The Kiwi captain rejects the suggestion that England showed their hosts any lack of respect in the 0-0 stalemate over three Tests in New Zealand two months ago, reasoning instead that his team simply grasped the initiative there from the outset. He anticipates, however, that Alastair Cook's men will be even tougher nuts to crack at home.
"They will be more aware of us. They're playing in their backyard as well, so we know we're going to have to improve on the performance at home," McCullum said.
"They will probably swing the ball a bit more than in New Zealand, where they also struggled a touch with the Kookaburra (ball).
"They will be a far more dangerous proposition. Their batters are very clinical at home, from what we've seen. We believe we have some guys favoured by these conditions, but we'll have to be on our game. It's pretty mouth-watering."
Cook and Co have had to respond to accusations of complacency after failing to consolidate their historic success in India before Christmas with more in New Zealand afterwards.
But McCullum said: "I don't think England were disrespectful. We started the series really well and were able to get into it with a dominant display, which allowed us to grow in confidence and ate away at theirs too. If you look at the rankings, we punched above our weight. But that's the standard we have to operate at."
McCullum, open in public about his pre-match plans in direct contrast to England's preference for playing their cards close to their chest, confirmed the tourists are considering an all-pace attack at Lord's.
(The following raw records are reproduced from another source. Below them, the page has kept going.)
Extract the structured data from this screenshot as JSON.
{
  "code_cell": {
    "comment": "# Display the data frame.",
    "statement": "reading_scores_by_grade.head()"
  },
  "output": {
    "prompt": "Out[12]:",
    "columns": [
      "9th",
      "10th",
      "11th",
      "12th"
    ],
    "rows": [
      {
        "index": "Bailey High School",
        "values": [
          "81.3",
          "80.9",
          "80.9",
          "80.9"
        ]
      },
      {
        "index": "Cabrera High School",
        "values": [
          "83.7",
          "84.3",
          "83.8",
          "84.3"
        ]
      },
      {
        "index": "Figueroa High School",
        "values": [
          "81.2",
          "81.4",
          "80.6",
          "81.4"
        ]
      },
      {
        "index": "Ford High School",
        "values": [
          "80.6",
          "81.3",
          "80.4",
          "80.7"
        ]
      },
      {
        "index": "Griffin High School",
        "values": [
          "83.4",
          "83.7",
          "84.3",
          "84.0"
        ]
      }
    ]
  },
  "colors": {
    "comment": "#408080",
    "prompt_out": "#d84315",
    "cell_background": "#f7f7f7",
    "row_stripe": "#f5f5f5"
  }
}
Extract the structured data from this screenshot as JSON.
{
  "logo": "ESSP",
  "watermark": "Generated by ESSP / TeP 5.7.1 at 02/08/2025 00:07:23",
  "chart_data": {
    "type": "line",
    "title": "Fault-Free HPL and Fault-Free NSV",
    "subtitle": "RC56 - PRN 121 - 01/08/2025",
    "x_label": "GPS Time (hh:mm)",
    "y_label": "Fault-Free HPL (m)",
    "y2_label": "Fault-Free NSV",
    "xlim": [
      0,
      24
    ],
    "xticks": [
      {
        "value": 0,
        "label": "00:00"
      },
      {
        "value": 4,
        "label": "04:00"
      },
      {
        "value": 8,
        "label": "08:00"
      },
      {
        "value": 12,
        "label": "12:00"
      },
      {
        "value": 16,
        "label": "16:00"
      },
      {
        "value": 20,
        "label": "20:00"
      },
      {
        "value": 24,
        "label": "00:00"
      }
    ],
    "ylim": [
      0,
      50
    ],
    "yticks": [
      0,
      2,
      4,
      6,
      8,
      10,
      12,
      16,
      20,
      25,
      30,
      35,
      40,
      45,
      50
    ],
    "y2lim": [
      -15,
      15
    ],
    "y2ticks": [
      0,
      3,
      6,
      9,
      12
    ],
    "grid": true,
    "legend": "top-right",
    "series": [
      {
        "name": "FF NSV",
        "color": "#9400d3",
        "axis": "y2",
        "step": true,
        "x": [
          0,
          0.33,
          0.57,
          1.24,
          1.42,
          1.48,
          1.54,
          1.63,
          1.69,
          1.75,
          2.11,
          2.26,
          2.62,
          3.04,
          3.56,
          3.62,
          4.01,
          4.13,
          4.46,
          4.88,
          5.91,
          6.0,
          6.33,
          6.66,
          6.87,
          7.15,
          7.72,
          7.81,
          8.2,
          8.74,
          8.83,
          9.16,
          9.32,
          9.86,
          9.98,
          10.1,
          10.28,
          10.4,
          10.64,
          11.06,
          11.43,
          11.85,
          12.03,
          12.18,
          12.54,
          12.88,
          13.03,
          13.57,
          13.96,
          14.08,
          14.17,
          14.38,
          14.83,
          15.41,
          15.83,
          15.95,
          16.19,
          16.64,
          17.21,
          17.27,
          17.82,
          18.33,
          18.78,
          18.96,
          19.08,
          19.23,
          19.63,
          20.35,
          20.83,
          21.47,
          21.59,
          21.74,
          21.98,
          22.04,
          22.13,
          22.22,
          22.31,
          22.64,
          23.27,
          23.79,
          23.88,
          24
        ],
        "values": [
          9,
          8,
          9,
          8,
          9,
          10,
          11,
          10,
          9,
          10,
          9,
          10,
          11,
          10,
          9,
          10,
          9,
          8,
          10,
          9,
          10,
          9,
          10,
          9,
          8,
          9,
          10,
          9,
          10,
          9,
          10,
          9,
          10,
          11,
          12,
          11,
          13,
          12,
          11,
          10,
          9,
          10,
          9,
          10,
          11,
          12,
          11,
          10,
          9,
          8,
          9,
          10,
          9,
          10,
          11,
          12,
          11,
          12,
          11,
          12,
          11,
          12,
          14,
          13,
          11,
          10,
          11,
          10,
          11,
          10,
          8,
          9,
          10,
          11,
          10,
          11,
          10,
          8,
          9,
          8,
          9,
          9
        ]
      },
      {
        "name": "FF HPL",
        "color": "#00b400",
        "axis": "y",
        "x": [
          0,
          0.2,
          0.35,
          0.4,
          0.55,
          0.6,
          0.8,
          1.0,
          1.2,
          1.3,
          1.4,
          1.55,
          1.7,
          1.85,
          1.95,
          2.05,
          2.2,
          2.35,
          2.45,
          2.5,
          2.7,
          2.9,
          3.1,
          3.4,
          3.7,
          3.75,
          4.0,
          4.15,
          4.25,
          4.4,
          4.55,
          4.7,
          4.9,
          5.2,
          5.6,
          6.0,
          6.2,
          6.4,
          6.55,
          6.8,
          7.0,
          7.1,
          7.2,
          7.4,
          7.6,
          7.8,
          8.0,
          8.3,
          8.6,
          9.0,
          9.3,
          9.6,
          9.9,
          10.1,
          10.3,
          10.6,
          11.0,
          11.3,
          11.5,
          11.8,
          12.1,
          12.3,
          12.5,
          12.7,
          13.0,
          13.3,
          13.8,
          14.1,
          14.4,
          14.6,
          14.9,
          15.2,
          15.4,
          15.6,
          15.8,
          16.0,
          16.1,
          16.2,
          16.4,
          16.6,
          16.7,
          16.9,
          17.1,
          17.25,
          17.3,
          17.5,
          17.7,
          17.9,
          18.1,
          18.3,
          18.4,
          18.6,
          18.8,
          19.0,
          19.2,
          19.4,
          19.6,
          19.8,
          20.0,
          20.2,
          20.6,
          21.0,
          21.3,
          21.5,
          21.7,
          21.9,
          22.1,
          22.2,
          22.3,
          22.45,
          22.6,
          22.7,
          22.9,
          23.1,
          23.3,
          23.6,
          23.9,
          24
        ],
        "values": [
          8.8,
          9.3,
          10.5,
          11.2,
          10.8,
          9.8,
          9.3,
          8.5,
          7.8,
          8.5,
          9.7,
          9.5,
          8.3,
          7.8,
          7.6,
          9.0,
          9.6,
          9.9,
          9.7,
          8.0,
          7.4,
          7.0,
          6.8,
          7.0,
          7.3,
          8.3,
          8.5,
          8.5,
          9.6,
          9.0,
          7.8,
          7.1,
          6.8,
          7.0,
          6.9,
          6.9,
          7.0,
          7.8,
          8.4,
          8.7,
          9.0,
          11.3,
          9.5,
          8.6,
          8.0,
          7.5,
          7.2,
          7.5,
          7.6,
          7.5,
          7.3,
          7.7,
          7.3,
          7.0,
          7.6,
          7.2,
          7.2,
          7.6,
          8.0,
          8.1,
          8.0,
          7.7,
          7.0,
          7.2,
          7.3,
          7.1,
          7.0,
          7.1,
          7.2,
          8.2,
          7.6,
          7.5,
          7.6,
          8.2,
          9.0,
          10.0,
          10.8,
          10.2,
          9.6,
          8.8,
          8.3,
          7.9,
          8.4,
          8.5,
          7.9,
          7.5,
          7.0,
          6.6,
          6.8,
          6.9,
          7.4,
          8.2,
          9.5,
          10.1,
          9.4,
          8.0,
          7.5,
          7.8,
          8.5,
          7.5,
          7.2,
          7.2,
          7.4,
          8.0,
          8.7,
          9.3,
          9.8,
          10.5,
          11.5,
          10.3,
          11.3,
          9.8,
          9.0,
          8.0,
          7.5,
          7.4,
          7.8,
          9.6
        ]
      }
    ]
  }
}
It will therefore be a direct choice between naming Doug Bracewell as fourth seamer, or Bruce Martin as a frontline spinner.
Either way, McCullum is well aware he is unlikely to have the freedom to dictate the pace throughout two back-to-back Tests against opponents ranked six places above his team. That was the case in New Zealand, apart from in the rain-ruined middle match in Wellington, but McCullum acknowledges it cannot always be so.
"For the majority of that series, we were either on par or with our noses in front," he said. "The next challenge is to captain when we're behind the game, to get us back in the contest."